Bexiga Hiperativa: Diagnóstico e Tratamento com Anticolinérgicos

UEPA - Universidade do Estado do Pará - Belém — Prova 2020

Enunciado

Paciente de 45 anos, nuligesta, IMC= 22 kg/m² ciclos menstruais regulares, queixa-se que levanta cerca de 8 vezes a noite para urinar e que na maioria das vezes precisa ir às pressas ao banheiro, com medo de se urinar. Nega diabetes, hipertensão e infecção do trato urinário. Ao exame físico: ausência de perdas urinárias na manobra de Valsalva e ausência de distopias genitais. Dentre as opções abaixo, a principal hipótese diagnóstica e seu respectivo tratamento é:

Alternativas

  1. A) incontinência urinária de esforço, tratar com cirurgia de sling.
  2. B) bexiga hiperativa, tratar com anticolinérgicos.
  3. C) bexiga hiperativa, tratar com cirurgia de Kelly Kennedy.
  4. D) incontinência urinária de esforço, tratar com tolterodina.
  5. E) bexiga hiperativa, tratar com cirurgia de sacrocolpopexia.

Pérola Clínica

Noctúria + urgência miccional sem perda de esforço = Bexiga Hiperativa → Tratamento inicial com anticolinérgicos.

Resumo-Chave

A bexiga hiperativa é caracterizada por urgência miccional, geralmente acompanhada de frequência e noctúria, com ou sem incontinência de urgência, na ausência de infecção urinária ou outra patologia. O tratamento de primeira linha inclui mudanças comportamentais e terapia farmacológica com anticolinérgicos ou agonistas beta-3.

Contexto Educacional

A bexiga hiperativa (BH) é uma síndrome clínica comum, definida pela International Continence Society (ICS) como urgência miccional, geralmente acompanhada de frequência e noctúria, com ou sem incontinência de urgência, na ausência de infecção do trato urinário ou outra patologia óbvia. Afeta significativamente a qualidade de vida dos pacientes, sendo mais prevalente em mulheres e com o envelhecimento, embora possa ocorrer em qualquer idade. A fisiopatologia envolve uma disfunção do músculo detrusor, que se contrai involuntariamente durante a fase de enchimento da bexiga. O diagnóstico da bexiga hiperativa é essencialmente clínico, baseado na história detalhada dos sintomas. É crucial excluir outras causas de sintomas urinários, como infecção do trato urinário, diabetes mellitus, uso de diuréticos, tumores vesicais ou doenças neurológicas. O exame físico deve incluir avaliação da região pélvica para descartar prolapsos ou outras anormalidades. Testes complementares como o diário miccional são úteis para quantificar a frequência e o volume das micções, e a urodinâmica pode ser considerada em casos refratários ou para diferenciar de outras condições. O tratamento da bexiga hiperativa inicia-se com medidas conservadoras, como modificações comportamentais (treinamento vesical, restrição de líquidos, controle da dieta). Se estas não forem suficientes, a terapia farmacológica é a próxima etapa, com destaque para os anticolinérgicos (antimuscarínicos) como a tolterodina, oxibutinina, solifenacina, que atuam relaxando o detrusor. Agonistas beta-3, como o mirabegrom, também são uma opção. Em casos refratários, podem ser consideradas terapias de terceira linha, como injeção de toxina botulínica na bexiga ou neuromodulação sacral. O manejo adequado visa aliviar os sintomas e melhorar a qualidade de vida do paciente.

Perguntas Frequentes

Quais são os principais sintomas da bexiga hiperativa?

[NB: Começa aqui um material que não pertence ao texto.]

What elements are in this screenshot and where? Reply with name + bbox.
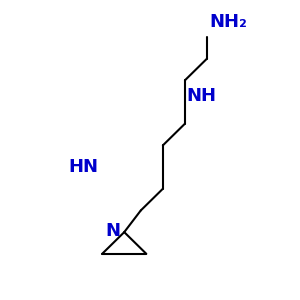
Text: N: N [106,222,121,240]
Text: NH₂: NH₂ [209,13,247,31]
Text: NH: NH [187,87,217,105]
Text: HN: HN [68,158,98,176]
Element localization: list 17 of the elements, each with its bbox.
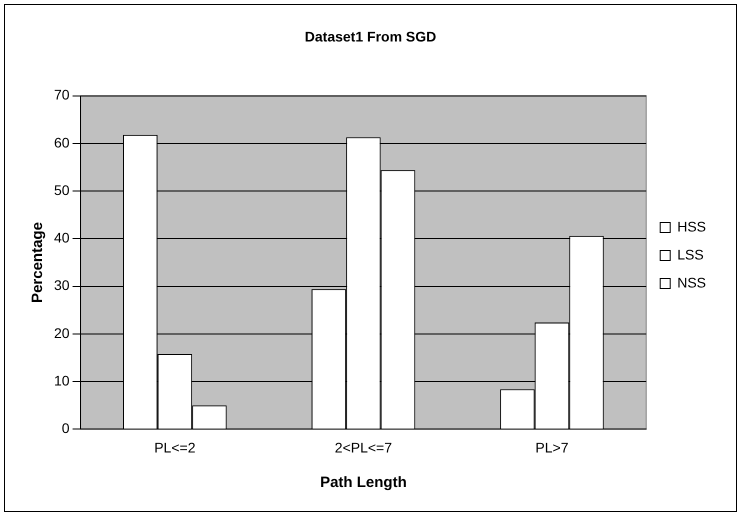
legend-label: LSS [677, 246, 704, 262]
x-tick-label: PL<=2 [154, 439, 196, 456]
x-tick-label: PL>7 [535, 439, 569, 456]
chart-title: Dataset1 From SGD [304, 28, 436, 44]
x-axis-title: Path Length [320, 474, 407, 492]
legend-label: NSS [677, 274, 706, 290]
y-tick-label: 10 [54, 372, 70, 388]
y-tick-label: 60 [54, 134, 70, 150]
y-tick-label: 40 [54, 230, 70, 246]
y-tick-label: 30 [54, 277, 70, 294]
y-tick-label: 20 [54, 324, 70, 341]
y-tick-label: 0 [62, 420, 70, 436]
y-tick-label: 70 [54, 86, 70, 103]
y-axis-title: Percentage [29, 222, 46, 303]
legend-label: HSS [677, 218, 706, 234]
y-tick-label: 50 [54, 182, 70, 198]
x-tick-label: 2<PL<=7 [334, 439, 392, 456]
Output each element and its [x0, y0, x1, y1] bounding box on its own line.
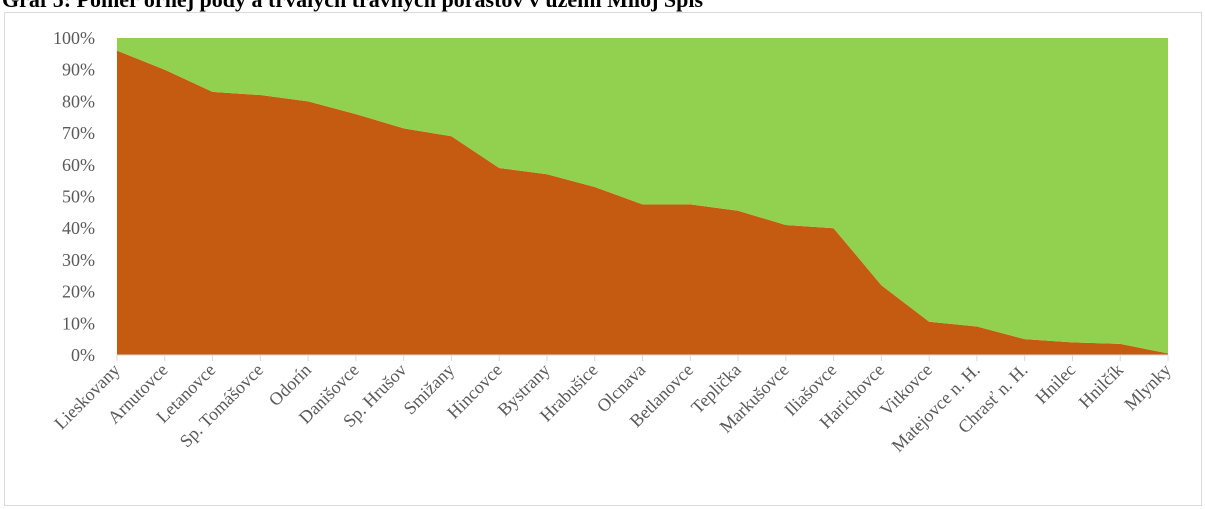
x-tick-label: Hnilčík — [1075, 360, 1127, 412]
y-tick-label: 100% — [53, 28, 95, 48]
y-tick-label: 70% — [62, 123, 95, 143]
area-series-1 — [117, 50, 1168, 356]
y-tick-label: 50% — [62, 187, 95, 207]
y-tick-label: 40% — [62, 218, 95, 238]
area-series-2 — [117, 38, 1168, 354]
y-tick-label: 10% — [62, 313, 95, 333]
y-tick-label: 80% — [62, 91, 95, 111]
axes-group — [116, 354, 1169, 361]
chart-title: Graf 5: Pomer ornej pôdy a trvalých tráv… — [2, 0, 703, 13]
y-tick-label: 0% — [71, 345, 95, 365]
y-tick-label: 60% — [62, 155, 95, 175]
x-tick-label: Mlynky — [1120, 360, 1174, 414]
y-tick-label: 20% — [62, 282, 95, 302]
x-tick-label: Hnilec — [1031, 360, 1079, 408]
x-tick-label: Sp. Tomášovce — [176, 360, 268, 452]
area-series-group — [117, 38, 1168, 356]
y-tick-label: 30% — [62, 250, 95, 270]
y-tick-label: 90% — [62, 60, 95, 80]
y-tick-labels: 0% 10% 20% 30% 40% 50% 60% 70% 80% 90% 100% — [53, 28, 95, 365]
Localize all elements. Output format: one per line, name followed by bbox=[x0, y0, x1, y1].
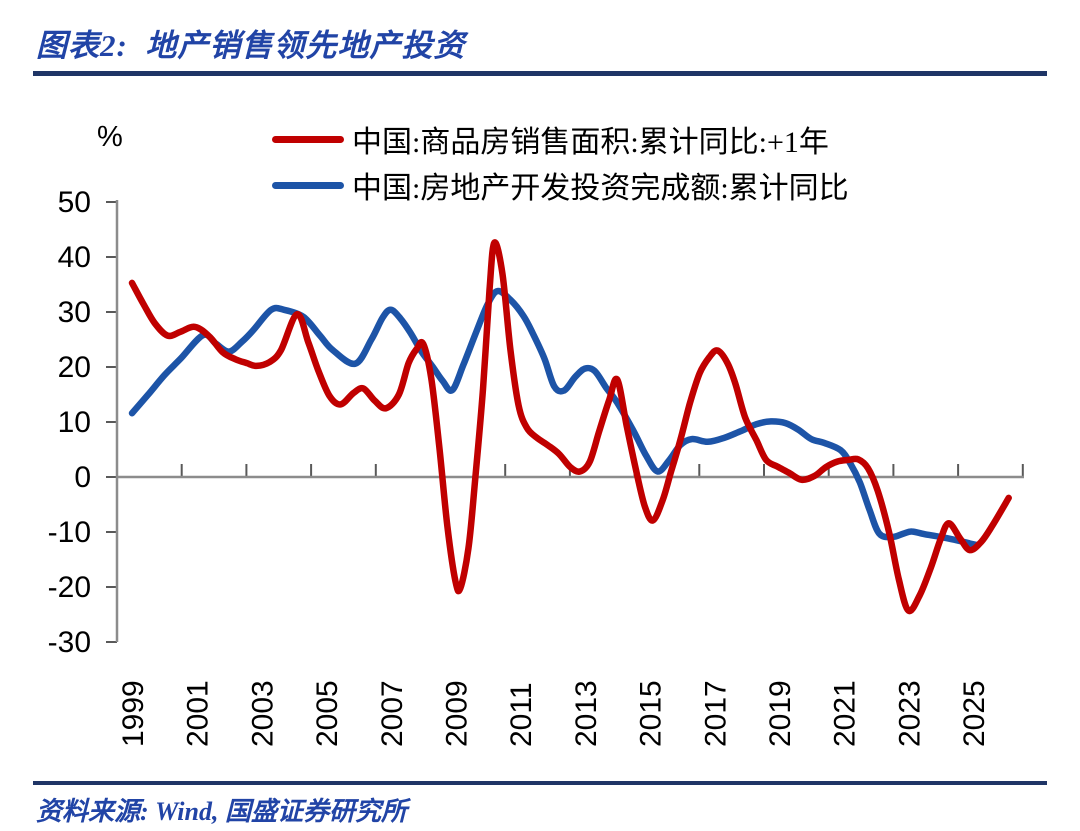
legend-item-investment: 中国:房地产开发投资完成额:累计同比 bbox=[272, 162, 849, 208]
y-axis-unit-label: % bbox=[97, 121, 123, 153]
y-tick-label: -30 bbox=[48, 626, 91, 659]
y-tick-label: 30 bbox=[58, 296, 91, 329]
series-line-investment bbox=[128, 287, 982, 549]
y-tick-label: -20 bbox=[48, 571, 91, 604]
legend-item-sales: 中国:商品房销售面积:累计同比:+1年 bbox=[272, 116, 849, 162]
x-tick-label: 2025 bbox=[958, 680, 991, 747]
y-tick-label: 10 bbox=[58, 406, 91, 439]
x-tick-label: 2003 bbox=[246, 680, 279, 747]
investment-series-swatch bbox=[272, 181, 344, 189]
series-line-sales bbox=[128, 239, 1012, 615]
sales-series-swatch bbox=[272, 135, 344, 143]
y-tick-label: -10 bbox=[48, 516, 91, 549]
x-tick-label: 2005 bbox=[311, 680, 344, 747]
x-tick-label: 2009 bbox=[441, 680, 474, 747]
x-tick-label: 1999 bbox=[117, 680, 150, 747]
bottom-divider-rule bbox=[33, 781, 1047, 785]
legend-label-investment: 中国:房地产开发投资完成额:累计同比 bbox=[352, 172, 849, 205]
x-tick-label: 2017 bbox=[699, 680, 732, 747]
x-tick-label: 2021 bbox=[829, 680, 862, 747]
x-tick-label: 2013 bbox=[570, 680, 603, 747]
x-tick-label: 2015 bbox=[635, 680, 668, 747]
x-tick-label: 2007 bbox=[376, 680, 409, 747]
chart-title: 图表2: 地产销售领先地产投资 bbox=[36, 28, 466, 63]
x-tick-label: 2023 bbox=[893, 680, 926, 747]
y-tick-label: 20 bbox=[58, 351, 91, 384]
x-tick-label: 2019 bbox=[764, 680, 797, 747]
y-tick-label: 0 bbox=[74, 461, 91, 494]
source-note: 资料来源: Wind, 国盛证券研究所 bbox=[36, 797, 407, 826]
legend-label-sales: 中国:商品房销售面积:累计同比:+1年 bbox=[352, 126, 829, 159]
chart-legend: 中国:商品房销售面积:累计同比:+1年 中国:房地产开发投资完成额:累计同比 bbox=[272, 116, 849, 208]
y-tick-label: 50 bbox=[58, 186, 91, 219]
x-tick-label: 2001 bbox=[182, 680, 215, 747]
y-tick-label: 40 bbox=[58, 241, 91, 274]
x-tick-label: 2011 bbox=[505, 682, 538, 747]
top-divider-rule bbox=[33, 71, 1047, 76]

Os principais sintomas da bexiga hiperativa incluem urgência miccional (desejo súbito e inadiável de urinar), frequência urinária aumentada (micções frequentes) e noctúria (acordar à noite para urinar), podendo ou não haver incontinência de urgência.

Qual é o tratamento de primeira linha para a bexiga hiperativa?

O tratamento de primeira linha para a bexiga hiperativa envolve modificações comportamentais (treinamento vesical, restrição de líquidos) e, se necessário, terapia farmacológica com anticolinérgicos (como a tolterodina) ou agonistas beta-3, que relaxam o músculo detrusor.

Como diferenciar bexiga hiperativa de incontinência urinária de esforço?

A bexiga hiperativa é caracterizada por urgência e frequência, com ou sem perda urinária de urgência, sem relação com esforço. A incontinência urinária de esforço, por sua vez, é a perda de urina durante atividades que aumentam a pressão abdominal, como tossir ou espirrar, sem urgência prévia.